When the genre flourished, it was strongly associated with Shakespeare’s notion that we were all players on the world’s stage – or, alternatively, that we sometimes wear masks, especially when taking our likeness . “It draws attention to the idea that a portrait is a false representation of the sitter,” Nogueira said. “On a more philosophical level, there’s the idea that everyone has their own mask and that there’s a kind of theater of life.”
An example of this is Ridolfo Ghirlandaio’s Portrait of a Woman, on loan to the Met from the Uffizi Gallery. The cover of this painting features an image of a mask, along with a Latin inscription that translates to “to each his own mask”. Ghirlandaio’s cover is notable for the physical heaviness the artist felt, like an iron castle gate designed to keep out all unwanted people. The cover’s imagery of ghostly dragon-like creatures adds to the idea of the ecclesiastical gatekeeper, and yet, the portrait below is very different, showing a beautiful woman in an elegant dress, a gossamer headdress adding to her fragility. For all the sitter’s vulnerability, however, his closed expression calls back to the portrait’s protective cover.
As Nogueira said, the facial features of the mask that Ghirlandaio put on the cover are very similar to the woman’s face he depicted, suggesting how the woman in the portrait could mask her true self in different ways. “It’s really fun, especially with the self-referential inscription,” Nogueira said. “It’s one of the most exciting images of the role these portrait covers really played.” A video offered in the Met exhibition recreates the experience of the portrait’s unveiling, allowing the viewer to see, as the panel is removed, the mask on the cover is revealed to be positioned directly over the subject’s face.

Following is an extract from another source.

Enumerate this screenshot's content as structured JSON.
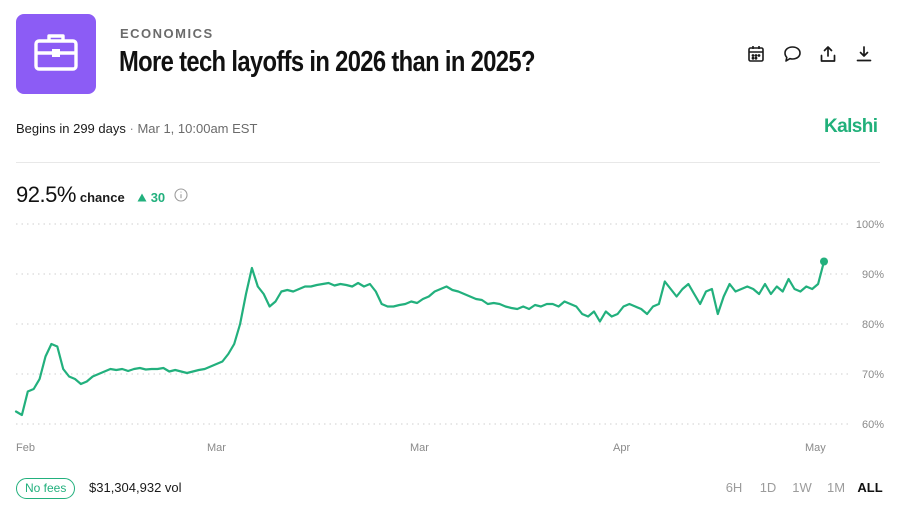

The genre of shrouded portraits remains largely unknown, and Hidden Faces aims in part to bring greater awareness to these fascinating pieces. The exhibition began with Nogueira’s research on a pair of bilateral portraits in the Met’s Lehman collection, which led her to investigate the larger European context in which they were made. Once she started immersing herself in the genre, she felt that this could be the subject of a great exhibition. While the show is based on The Met’s collection, it also features work from collections across the US and Europe. In particular, Hidden Faces is a real opportunity for viewers to see these portraits united with their covers, as they are often not displayed as such in their home institutions.
For Nogueira, this show helps to shed light on the fact that portraits are much more than the physical likeness of the sitter, which raises the question of what a portrait is. “These allegories and emblems and symbols were integral parts of what we call portraiture,” she said. “A complete portrait, we believe, is a fragment of a larger object that has been lost over time.”